On an epic night of baseball, Boston’s worst 5 minutes since Bill Buckner complete historic collapse

The final night of Major League Baseball’s regular season was ridiculous, absurd, impossible, unbelievable, indescribable.

Thanks to a win earlier in the evening by the St. Louis Cardinals, the Atlanta Braves needed a win to force a one-game playoff for the NL wild card that they once seemed certain to win (having led by 10 1/2 games in late August). The Braves came within one out of the needed victory — only to lose in 13 innings, ending their season. And that was the undercard.

Over in the American League, the Boston Red Sox, trying to prevent the ignominy of possibly the worst September collapse in baseball history, led the lowly Orioles 3-2 heading into a 90-minute seventh-inning rain delay in Baltimore, while the Sox’s wild-card competition, the Tampa Bay Rays, trailed the mighty Yankees 7-0 in the eighth at home. Tampa and Boston had been tied for the AL wild card heading into the day, so with a Rays loss appearing all but certain, it looked like the Sox could clinch the wild card by holding on for the win, or at worst, lose and face a one-game playoff.

Then, well, several things happened.

Tampa rallied in the bottom of the eighth, scoring six runs to pull within 7-6. Then, down to their last strike in the bottom of the ninth, the Rays tied the game on a pinch-hit home run by Dan Johnson, sending the game to extra innings.

Around the same time, the Boston game resumed, with the Red Sox suddenly in a much more precarious position thanks to Tampa’s comeback. But they clung to their 3-2 lead, and got closer Jonathan Papelbon in, hoping to close it out in the bottom of the ninth. Boston, mind you, was 77-0 this season when leading after eight innings. And at first, it looked like this would be no exception. Papelbon struck out the first two batters, then allowed a double. But then he had the Orioles — stop me if this sounds familiar — down to their last strike before giving up a game-tying ground-rule double by Nolan Reimold to tie the game… followed promptly by Robert Andino’s game-winning single. 4-3, Baltimore, final.

And then, literally 3 or 4 minutes later, in Tampa… BOOM.

Unbelievable.

The Rays go to the playoffs. The Red Sox go home. As it should be, frankly. Boston didn’t deserve a playoff spot after its September choke job. And fate was clearly on Tampa’s side tonight. But man, what an unbelievably epic, horrible, wonderful, incredible, ridiculous way for it all to go down.
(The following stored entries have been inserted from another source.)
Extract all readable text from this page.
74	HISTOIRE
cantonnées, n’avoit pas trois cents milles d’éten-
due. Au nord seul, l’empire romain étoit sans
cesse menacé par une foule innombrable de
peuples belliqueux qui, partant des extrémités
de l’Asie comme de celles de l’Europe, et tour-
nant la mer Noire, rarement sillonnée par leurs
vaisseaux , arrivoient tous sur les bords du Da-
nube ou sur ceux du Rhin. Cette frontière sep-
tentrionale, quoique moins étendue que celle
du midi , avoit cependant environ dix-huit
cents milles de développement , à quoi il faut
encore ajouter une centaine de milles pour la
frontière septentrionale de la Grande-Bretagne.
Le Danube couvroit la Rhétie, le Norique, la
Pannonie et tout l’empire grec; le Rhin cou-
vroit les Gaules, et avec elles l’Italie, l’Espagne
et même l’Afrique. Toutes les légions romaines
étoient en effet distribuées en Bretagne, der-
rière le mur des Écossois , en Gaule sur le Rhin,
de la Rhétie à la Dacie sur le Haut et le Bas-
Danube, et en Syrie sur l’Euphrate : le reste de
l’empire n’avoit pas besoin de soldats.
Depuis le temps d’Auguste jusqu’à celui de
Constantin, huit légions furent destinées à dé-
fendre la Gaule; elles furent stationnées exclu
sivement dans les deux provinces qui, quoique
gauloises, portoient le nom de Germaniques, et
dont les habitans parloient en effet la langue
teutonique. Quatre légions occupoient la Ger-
4 thoughts on “On an epic night of baseball, Boston’s worst 5 minutes since Bill Buckner complete historic collapse

  1. Matt Zemek

    The worst 5 minutes for Boston and the Red Sox since Bill Buckner were in the bottom of the eighth inning of Game 7 of the 2003 ALCS, when Grady Little left Pedro in. #GetOffMyBaseballLawn 😉

  2. Brendan Loy Post author

    Heh. I remember that well. But in order for that to be true, Aaron Boone’s walk-off home run would have had to come immediately after (well, within five minutes after) Grady left Pedro in and Pedro surrendered the lead. That was more an agonizing hour-or-so in which you knew the Sox were gonna lose but it hadn’t happened yet. This was like, BOOM, BOOM, BOOM. #analysis

  3. James

    I think we need a new term for events like that across all sports. I mean, “the dagger” doesn’t quite do it justice as it’s not actually occurring in the game they are in. How about “an Oswald,” as in “Then, in Tampa, Longoria does an Oswald on Boston’s season…”?